O novo embaixador dos Estados Unidos no Brasil, Todd Chapman, negou nesta terça-feira (7), em entrevista coletiva online, que seu país tenha adquirido, comprado, retido ou bloqueado qualquer equipamento hospitalar ou medicação destinada ao Brasil para combate ao novo coronavírus.

Segundo Chapman, tais informações são “notícias ruins” divulgadas por pessoas que querem avançar com suas “agendas pessoais ou de governo”; ou mesmo de “muitos comerciantes que querem vender “para lá e para cá” na busca por lucros cada vez maiores.

“Nossos oficiais de Justiça já estão trabalhando contra isso, porque nossa lei não permite esse tipo de prática, visando [estabelecer] preços supervalorizados”, explicou o embaixador.

“O governo dos EUA não comprou nenhum material médico fabricado na China e destinado ao Brasil”, disse. “E, durante essa emergência de saúde, é muito importante cuidar das informações e saber de onde elas vêm”, acrescentou.

Com relação a denúncias públicas feitas por governadores de que seu país teria bloqueado remédios e equipamentos que teriam como destino as regiões Norte e Nordeste, Champman pediu que essas informações sejam repassadas a seu governo para que sejam investigadas.

“Os governadores podem nos passar informações para que investiguemos. Já o fizemos e vimos que não está acontecendo. Havendo qualquer preocupação, podem nos contatar. Repito: não estamos bloqueando essas coisas. Isso, no entanto, não significa que não haja pessoas dizendo que isso está acontecendo”.

China

Perguntado sobre se, do ponto de vista do governo norte-americano, a China estaria tentando ganhar influência geopolítica ao oferecer materiais a outros países, para o combate ao novo vírus, Chapman evitou polemizar e disse que o momento é de todos trabalharem em conjunto.

“Quando se está em um bairro em chamas e as casas estão em chamas, não é o momento de debater e usar argumentos para ganhar ponto.

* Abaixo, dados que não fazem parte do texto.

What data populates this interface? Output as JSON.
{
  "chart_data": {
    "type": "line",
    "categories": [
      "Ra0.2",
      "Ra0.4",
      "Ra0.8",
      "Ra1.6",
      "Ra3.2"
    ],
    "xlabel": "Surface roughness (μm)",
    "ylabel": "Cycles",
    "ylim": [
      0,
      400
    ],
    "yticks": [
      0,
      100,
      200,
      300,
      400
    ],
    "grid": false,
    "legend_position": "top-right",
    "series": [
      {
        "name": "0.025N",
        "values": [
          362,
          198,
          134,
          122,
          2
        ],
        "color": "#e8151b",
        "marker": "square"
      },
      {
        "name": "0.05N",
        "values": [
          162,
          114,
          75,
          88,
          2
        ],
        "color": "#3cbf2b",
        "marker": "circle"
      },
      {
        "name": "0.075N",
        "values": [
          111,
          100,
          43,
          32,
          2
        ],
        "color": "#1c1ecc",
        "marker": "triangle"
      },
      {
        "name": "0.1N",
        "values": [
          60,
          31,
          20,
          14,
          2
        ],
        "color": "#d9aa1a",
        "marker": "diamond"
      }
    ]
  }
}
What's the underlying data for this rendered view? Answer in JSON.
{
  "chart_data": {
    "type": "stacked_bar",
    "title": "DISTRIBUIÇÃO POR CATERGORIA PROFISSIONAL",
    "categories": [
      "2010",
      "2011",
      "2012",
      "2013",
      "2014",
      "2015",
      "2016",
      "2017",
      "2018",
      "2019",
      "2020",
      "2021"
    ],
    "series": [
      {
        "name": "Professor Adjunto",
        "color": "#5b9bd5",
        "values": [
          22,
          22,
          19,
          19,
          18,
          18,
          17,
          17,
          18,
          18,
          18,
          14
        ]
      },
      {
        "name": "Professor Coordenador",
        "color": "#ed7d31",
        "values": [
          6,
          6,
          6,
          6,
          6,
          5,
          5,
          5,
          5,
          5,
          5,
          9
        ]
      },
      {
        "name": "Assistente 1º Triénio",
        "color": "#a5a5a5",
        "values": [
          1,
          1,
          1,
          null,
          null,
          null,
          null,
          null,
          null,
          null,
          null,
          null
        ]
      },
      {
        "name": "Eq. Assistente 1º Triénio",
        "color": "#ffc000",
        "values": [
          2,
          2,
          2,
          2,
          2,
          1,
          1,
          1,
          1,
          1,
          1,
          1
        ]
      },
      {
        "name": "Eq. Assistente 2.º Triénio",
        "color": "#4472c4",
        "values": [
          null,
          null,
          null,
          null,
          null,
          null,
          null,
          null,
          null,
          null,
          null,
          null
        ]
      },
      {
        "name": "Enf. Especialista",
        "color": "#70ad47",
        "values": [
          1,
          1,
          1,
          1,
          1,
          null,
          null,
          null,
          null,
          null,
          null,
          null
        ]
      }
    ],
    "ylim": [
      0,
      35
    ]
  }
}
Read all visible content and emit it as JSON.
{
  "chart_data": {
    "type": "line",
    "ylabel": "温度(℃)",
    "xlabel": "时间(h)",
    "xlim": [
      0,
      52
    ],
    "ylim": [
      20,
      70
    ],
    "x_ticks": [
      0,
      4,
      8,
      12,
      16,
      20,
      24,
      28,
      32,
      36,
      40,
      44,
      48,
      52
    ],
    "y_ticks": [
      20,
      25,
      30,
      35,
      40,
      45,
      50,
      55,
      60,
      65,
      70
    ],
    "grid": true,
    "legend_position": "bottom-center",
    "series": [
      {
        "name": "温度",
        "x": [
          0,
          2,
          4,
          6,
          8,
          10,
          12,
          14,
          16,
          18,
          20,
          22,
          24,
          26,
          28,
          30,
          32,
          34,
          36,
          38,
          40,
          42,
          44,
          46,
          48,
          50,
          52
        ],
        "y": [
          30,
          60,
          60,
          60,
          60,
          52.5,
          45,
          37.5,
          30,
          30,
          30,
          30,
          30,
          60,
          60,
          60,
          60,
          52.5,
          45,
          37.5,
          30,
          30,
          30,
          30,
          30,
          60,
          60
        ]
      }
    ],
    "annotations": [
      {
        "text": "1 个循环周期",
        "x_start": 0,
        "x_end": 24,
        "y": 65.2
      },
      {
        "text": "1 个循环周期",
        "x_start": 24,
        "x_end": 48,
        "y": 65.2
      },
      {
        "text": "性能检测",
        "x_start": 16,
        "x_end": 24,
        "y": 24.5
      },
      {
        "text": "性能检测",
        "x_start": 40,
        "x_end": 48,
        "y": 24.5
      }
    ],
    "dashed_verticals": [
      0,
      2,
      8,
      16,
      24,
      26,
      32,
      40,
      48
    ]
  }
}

Não é momento de discutir sobre onde o fogo começou. Isso nós já sabemos. É fato. O importante é controlar e extinguir o fogo. Por isso vamos trabalhar todos para extinguir essa doença”.

Na conversa com os jornalistas, o embaixador destacou a “longa e produtiva história” que Brasil e EUA têm na área da saúde, o que viabilizou a instalação de escritório de controle de doenças há pelo menos uma década, bem como trabalhos conjuntos relacionados a outros vírus, como o Zika e o HIV.

“Pontualmente, estamos compartilhando muita informação, sobre o que estamos vendo e estudando [sobre a doença] nos EUA. Além disso, nosso setor privado está entrando em ação em vários setores, já presentes aqui. Fiz videoconferências com essas empresas. Algumas estão reparando respiradores, abrindo informações, aumentando a produção de máscaras. O setor privado norte-americano que já está há muito [atuando] no Brasil”, afirmou.

Ele destacou também a linha de swap [medida que envolve câmbio de moedas com o objetivo de dar estabilidade a elas] anunciada recentemente pelo Federal Reserve, de US$ 60 bilhões para ajudar o Brasil a tranquilizar seu mercado.